Money is ultimately a moot point, however, because any system that breaks down decisions about human lives-even murderers-to dollar signs is a scary and broken one indeed.

Financial cost should never be the deciding factor in whether a person lives or dies.

Before we get down to the heart of the matter, it is important to address one other argument raised by those who oppose abolition of the death penalty: the notion that prisoners have an easy life with food, shelter and clothes provided by taxpayers.

If we look beyond the fact that this objection implies that prisoners, including non-violent offenders, are somehow undeserving of basic human rights and necessities, it still fails to hold water.

We, as citizens, enjoy considerable luxuries that are taken for granted. Right to unsupervised visits with our significant other? Check. Freedom to travel? Check. Rights to privacy? Check.

These are only a few of the simple pleasures a person is denied simply by being a prisoner. I do not have to spend any time in prison to know it is not a grand old time.
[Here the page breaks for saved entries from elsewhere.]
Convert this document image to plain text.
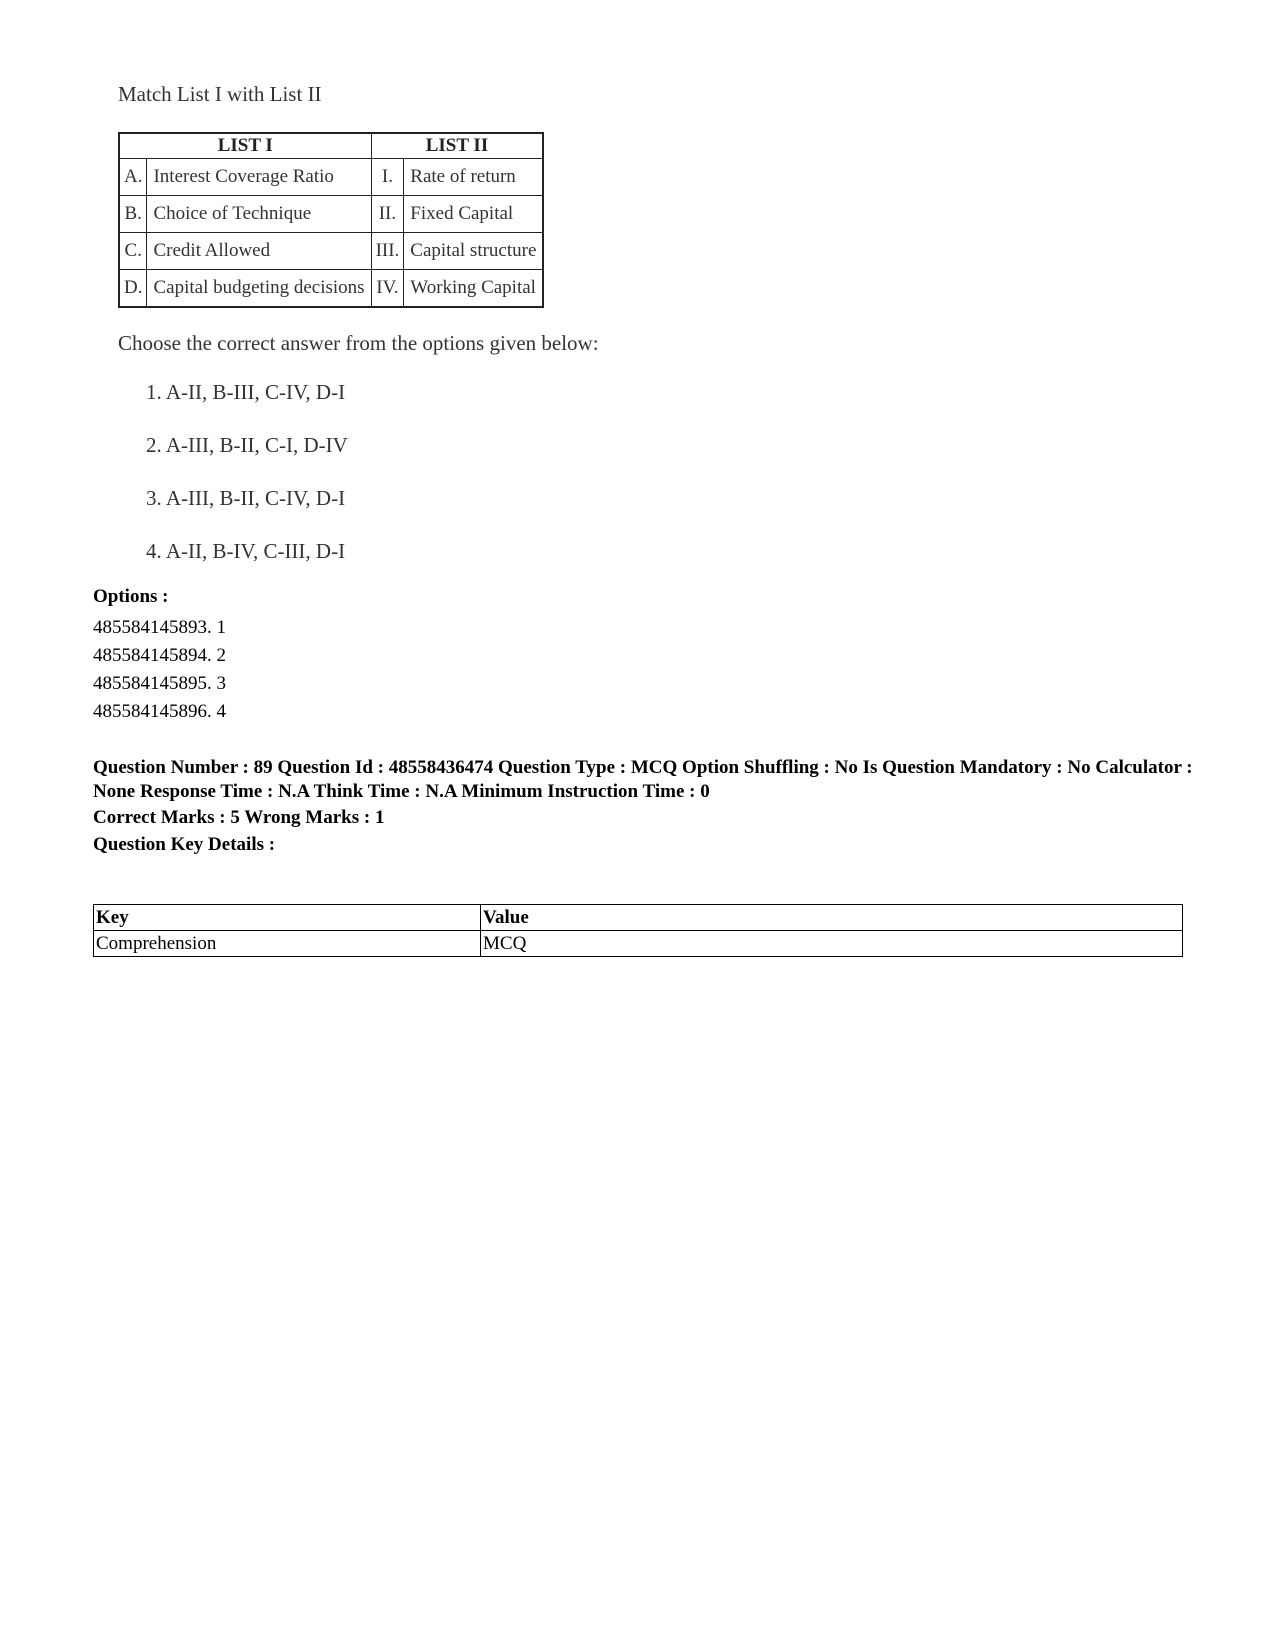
Match List I with List II

LIST I		LIST II	
A.	Interest Coverage Ratio	I.	Rate of return
B.	Choice of Technique	II.	Fixed Capital
C.	Credit Allowed	III.	Capital structure
D.	Capital budgeting decisions	IV.	Working Capital

Choose the correct answer from the options given below:

1. A-II, B-III, C-IV, D-I
2. A-III, B-II, C-I, D-IV
3. A-III, B-II, C-IV, D-I
4. A-II, B-IV, C-III, D-I

Options :

485584145893. 1
485584145894. 2
485584145895. 3
485584145896. 4

Question Number : 89 Question Id : 48558436474 Question Type : MCQ Option Shuffling : No Is Question Mandatory : No Calculator : None Response Time : N.A Think Time : N.A Minimum Instruction Time : 0

Correct Marks : 5 Wrong Marks : 1

Question Key Details :

Key	Value
Comprehension	MCQ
The only thing the death penalty guarantees is that the individual on death row will never commit a crime again-an end achieved just as effectively by lifetime incarceration.

It cannot bring a victim back to life, it cannot set right any wrong committed, it certainly cannot teach the criminal a lesson, and for all of our efforts, it does not teach other would-be criminals that murder is bad.

In the world’s long and varied history of executions-whether by beheading, stoning, hanging, burning, the chair or firing squad-heinous crime and murder has not ceased to be a problem, and yet it has strangely declined even as we grow “softer” on criminals.

At the risk of mistaking correlation for causation, it appears that as quality of life and education improve-even as capital punishment decreases-rates of crime decrease as well.

This suggests to me that killing killers will not put an end to crime, but treating people like people might.